New environmental rules will not cause rolling blackouts or hinder electricity reliability, the Department of Energy said, responding to warnings from owners of impacted coal-fired power plants.

In a 33-page report, the DOE said it had considered ‘stringent’ conditions under which power generators would have to comply with the Environmental Protection Administration’s Cross-State Air Pollution rule and the Mercury and Air Toxics Standards as well as other emissions-control measures.

It concluded that even under that stringent scenario, generators in all regions would be able to meet anticipated demand.

“In the stringent test case, taking into account projected capacity additions, DOE found that resources would be sufficient in all regions, even when outages to tie in pollution-control retrofits were incorporated,” the department said.

Warnings Grow In Volume

Its comments came the day after a Federal Energy Regulatory Commission hearing in which power company executives warned that the closure or renovation of hundreds of coal-fired plants would increase the chances of power cuts in some areas. Leaders of companies including Southern Company and Dominion Virginia urged the EPA to allow at least four years for the industry to comply with the new regulations.

The timing of the report makes little sense – Segal

The DOE assessment also follows a study by the North American Electric Reliability Corporation which said in late November that the environmental regulations “may reduce reserve margins in ways that could affect bulk power system reliability.”

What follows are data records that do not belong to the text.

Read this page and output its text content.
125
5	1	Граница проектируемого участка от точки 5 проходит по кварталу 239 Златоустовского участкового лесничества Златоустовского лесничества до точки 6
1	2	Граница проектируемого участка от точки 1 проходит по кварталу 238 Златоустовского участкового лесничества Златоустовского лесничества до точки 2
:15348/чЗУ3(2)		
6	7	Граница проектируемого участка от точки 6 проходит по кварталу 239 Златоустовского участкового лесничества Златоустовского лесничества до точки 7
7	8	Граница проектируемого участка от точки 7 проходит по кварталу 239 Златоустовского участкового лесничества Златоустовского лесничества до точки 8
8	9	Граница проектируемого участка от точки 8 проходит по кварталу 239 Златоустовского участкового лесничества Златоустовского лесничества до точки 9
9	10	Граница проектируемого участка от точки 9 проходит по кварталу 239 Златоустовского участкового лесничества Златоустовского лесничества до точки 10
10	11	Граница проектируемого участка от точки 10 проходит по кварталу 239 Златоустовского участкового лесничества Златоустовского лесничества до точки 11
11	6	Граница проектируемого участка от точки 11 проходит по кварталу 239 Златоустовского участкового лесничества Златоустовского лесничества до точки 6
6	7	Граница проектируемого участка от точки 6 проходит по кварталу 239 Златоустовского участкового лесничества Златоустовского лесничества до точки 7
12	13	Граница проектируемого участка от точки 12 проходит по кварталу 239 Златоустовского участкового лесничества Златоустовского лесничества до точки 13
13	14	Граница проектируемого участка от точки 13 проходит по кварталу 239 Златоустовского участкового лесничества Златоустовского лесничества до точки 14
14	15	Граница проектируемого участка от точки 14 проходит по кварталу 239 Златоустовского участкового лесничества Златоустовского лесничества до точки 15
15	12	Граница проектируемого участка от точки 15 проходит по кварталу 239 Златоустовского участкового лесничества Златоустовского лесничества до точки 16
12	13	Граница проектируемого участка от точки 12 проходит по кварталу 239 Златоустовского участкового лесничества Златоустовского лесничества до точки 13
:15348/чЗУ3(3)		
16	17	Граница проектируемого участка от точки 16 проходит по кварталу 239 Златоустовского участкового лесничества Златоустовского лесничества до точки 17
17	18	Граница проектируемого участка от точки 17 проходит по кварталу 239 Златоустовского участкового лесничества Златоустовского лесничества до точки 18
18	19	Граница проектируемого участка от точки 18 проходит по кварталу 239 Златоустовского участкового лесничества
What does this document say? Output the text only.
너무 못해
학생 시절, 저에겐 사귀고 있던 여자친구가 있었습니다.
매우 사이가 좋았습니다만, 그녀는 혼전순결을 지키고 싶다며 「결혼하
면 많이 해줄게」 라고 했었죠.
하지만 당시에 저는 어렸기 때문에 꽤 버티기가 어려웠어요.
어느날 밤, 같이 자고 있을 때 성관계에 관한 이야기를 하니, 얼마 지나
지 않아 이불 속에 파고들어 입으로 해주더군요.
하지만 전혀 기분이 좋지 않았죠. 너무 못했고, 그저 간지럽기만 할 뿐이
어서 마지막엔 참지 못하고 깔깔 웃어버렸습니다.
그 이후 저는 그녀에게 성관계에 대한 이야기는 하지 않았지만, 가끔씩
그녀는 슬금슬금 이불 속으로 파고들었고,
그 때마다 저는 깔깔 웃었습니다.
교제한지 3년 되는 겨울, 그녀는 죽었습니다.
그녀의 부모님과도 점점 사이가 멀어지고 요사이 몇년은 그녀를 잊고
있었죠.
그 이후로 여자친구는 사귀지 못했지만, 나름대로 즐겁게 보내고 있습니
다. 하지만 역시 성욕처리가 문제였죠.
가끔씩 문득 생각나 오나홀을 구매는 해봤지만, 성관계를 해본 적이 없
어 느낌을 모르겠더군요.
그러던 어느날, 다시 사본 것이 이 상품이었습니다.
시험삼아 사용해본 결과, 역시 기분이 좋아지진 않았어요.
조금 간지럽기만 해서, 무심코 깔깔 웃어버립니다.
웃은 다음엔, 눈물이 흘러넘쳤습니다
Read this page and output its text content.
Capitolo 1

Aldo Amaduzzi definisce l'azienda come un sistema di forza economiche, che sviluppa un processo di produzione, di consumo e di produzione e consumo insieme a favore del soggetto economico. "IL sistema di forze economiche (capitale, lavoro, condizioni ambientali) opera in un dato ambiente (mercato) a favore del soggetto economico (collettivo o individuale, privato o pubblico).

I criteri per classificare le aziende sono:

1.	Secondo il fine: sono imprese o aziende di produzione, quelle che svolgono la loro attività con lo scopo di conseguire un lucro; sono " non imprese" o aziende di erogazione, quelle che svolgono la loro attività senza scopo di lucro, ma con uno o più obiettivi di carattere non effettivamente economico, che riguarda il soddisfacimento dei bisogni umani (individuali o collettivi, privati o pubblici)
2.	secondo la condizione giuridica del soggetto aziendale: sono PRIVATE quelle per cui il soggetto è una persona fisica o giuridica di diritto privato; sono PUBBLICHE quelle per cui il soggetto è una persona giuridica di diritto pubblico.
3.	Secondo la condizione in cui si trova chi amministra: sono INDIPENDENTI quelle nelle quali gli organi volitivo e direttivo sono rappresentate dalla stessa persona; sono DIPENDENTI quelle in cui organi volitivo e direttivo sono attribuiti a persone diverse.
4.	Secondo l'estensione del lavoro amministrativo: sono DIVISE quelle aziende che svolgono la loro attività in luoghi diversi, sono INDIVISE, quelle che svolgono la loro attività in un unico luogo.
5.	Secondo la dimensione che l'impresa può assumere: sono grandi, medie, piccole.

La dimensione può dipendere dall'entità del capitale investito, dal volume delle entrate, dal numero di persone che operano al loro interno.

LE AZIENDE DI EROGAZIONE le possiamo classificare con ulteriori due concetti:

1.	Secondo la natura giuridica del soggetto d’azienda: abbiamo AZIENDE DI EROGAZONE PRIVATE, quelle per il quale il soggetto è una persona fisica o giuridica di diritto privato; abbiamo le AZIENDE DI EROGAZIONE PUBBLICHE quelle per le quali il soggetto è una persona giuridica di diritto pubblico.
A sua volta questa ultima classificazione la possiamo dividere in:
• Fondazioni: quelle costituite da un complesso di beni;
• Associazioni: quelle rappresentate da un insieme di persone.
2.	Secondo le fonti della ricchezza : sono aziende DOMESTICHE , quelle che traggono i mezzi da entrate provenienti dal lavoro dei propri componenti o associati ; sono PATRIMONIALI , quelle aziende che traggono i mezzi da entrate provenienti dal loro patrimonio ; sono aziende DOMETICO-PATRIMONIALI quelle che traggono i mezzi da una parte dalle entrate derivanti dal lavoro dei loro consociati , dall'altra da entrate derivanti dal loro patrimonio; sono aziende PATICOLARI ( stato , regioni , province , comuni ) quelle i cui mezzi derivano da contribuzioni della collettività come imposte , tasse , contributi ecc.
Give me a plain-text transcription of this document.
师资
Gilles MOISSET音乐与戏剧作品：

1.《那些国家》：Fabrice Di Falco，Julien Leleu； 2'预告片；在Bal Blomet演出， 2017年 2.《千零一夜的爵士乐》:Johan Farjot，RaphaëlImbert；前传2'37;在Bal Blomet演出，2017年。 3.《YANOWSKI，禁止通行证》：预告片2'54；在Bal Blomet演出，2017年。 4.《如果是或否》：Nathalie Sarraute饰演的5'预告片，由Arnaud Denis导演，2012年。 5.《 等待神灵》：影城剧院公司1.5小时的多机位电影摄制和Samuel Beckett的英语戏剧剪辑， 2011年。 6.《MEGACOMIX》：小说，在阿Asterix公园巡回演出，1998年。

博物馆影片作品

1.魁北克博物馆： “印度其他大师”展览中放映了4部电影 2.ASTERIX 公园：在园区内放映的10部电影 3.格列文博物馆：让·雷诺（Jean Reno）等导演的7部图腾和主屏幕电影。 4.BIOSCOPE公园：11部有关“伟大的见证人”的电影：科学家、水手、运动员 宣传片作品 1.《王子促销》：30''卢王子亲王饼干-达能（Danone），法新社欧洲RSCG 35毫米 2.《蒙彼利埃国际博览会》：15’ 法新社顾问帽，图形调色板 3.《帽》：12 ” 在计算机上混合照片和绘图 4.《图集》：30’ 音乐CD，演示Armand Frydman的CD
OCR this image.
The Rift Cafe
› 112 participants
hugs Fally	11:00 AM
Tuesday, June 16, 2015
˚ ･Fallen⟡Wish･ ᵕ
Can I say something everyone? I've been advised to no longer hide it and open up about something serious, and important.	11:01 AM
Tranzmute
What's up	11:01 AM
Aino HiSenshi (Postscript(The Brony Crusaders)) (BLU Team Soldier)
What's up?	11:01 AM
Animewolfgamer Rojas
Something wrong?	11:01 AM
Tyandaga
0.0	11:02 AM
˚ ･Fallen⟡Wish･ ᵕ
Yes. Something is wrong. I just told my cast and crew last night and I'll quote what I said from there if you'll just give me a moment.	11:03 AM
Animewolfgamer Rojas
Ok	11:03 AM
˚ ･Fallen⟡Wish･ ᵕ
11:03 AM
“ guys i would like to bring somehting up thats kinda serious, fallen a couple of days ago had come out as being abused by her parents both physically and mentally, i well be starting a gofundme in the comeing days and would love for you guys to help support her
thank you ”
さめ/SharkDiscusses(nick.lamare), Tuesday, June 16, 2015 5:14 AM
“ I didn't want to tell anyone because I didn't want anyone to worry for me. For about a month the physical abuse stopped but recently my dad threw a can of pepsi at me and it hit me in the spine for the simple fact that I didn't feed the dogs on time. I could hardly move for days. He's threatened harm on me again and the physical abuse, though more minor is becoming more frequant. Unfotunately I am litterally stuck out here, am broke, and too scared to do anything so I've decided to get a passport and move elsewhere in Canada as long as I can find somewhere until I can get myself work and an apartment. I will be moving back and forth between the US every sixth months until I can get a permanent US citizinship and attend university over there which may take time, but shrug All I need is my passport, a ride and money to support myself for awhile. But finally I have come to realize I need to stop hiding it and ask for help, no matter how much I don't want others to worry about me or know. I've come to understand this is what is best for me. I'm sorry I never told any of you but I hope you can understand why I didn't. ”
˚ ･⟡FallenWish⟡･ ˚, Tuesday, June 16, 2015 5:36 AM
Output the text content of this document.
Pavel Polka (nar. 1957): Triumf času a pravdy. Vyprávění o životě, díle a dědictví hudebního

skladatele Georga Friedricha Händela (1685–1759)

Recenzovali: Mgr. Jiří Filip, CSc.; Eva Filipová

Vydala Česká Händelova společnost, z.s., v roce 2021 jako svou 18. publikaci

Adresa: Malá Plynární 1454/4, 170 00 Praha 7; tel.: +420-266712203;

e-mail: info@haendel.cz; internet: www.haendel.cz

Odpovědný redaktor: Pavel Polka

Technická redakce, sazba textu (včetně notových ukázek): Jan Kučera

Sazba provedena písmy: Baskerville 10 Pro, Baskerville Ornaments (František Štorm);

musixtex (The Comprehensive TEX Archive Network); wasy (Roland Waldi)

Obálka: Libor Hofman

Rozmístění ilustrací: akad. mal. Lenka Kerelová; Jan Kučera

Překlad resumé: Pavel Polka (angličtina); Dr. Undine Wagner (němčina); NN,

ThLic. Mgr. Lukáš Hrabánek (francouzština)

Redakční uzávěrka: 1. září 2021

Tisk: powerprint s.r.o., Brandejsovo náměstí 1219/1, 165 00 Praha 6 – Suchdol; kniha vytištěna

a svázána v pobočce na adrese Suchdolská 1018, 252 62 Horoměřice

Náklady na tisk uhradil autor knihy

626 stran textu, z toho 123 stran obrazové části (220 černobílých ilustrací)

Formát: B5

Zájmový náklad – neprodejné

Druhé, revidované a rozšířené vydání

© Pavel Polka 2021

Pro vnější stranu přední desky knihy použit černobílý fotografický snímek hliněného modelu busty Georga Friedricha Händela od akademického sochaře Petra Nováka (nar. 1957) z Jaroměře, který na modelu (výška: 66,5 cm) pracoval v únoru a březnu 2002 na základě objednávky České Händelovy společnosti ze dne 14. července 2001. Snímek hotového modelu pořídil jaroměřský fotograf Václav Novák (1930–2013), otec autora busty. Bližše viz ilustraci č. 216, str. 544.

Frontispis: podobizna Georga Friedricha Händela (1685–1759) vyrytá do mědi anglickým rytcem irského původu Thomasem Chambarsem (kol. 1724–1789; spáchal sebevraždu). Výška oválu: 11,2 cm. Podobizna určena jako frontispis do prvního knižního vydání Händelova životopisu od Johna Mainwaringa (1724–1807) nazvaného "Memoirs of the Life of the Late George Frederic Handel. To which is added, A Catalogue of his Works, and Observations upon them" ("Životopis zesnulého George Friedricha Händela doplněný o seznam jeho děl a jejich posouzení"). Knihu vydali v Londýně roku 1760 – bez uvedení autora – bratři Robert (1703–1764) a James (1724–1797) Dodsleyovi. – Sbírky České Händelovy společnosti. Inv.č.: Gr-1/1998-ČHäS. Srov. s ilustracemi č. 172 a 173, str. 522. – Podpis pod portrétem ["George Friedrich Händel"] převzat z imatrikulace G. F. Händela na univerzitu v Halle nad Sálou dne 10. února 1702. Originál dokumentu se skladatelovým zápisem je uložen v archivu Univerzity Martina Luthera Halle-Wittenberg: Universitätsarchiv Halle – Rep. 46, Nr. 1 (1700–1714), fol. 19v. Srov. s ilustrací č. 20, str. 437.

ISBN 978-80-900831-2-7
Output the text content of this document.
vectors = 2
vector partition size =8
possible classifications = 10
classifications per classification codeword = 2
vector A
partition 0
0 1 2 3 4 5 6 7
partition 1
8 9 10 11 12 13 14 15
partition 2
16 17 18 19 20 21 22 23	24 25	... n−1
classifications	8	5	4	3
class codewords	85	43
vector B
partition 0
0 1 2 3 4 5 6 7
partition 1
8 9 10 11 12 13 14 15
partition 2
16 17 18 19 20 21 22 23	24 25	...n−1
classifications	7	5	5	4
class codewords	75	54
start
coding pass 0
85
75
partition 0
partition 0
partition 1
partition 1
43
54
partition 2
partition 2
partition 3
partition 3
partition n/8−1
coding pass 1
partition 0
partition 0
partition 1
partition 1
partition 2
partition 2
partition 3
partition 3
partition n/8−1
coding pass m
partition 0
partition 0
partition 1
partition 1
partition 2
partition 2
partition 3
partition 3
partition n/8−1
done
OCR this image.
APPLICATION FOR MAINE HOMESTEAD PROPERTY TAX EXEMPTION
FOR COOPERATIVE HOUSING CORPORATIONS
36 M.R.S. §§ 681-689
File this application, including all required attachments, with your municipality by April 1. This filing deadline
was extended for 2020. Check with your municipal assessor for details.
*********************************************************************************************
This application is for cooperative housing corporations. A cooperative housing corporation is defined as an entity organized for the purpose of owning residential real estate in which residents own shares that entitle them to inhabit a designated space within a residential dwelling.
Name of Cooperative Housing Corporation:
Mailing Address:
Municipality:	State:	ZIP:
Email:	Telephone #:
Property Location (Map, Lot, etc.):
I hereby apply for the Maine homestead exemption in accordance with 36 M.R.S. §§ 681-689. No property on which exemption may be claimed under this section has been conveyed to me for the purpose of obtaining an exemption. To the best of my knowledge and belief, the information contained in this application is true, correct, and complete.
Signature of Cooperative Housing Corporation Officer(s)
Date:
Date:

Poking Holes In The Report

The agency took a selective approach to its reliability assessment, director of utility group the Electric Reliability Coordinating Council Scott Segal said. He said the agency is contradicting its own past statements that EPA regulations will make it hard for the industry to maintain reliability.

“DOE’s new review limited itself only to resource adequacy, which DOE admits is just one component of reliability assessment,” Segal wrote in a response to the DOE paper.

He said the department had not engaged all stakeholders in its assessment, and so had not met the recommendations of its own Electricity Advisory Committee.

Segal said the DOE appears to have released the report to support the EPA which has come under fire from industry for the tough rules and the short lead time for compliance.

“The timing of the report makes little sense,” he wrote in an email. “If DOE was attempting to make a significant contribution to the reliability debate – and not just to support EPA in the 11th hour – it would have made findings well before the rule was already at OMB for final review.”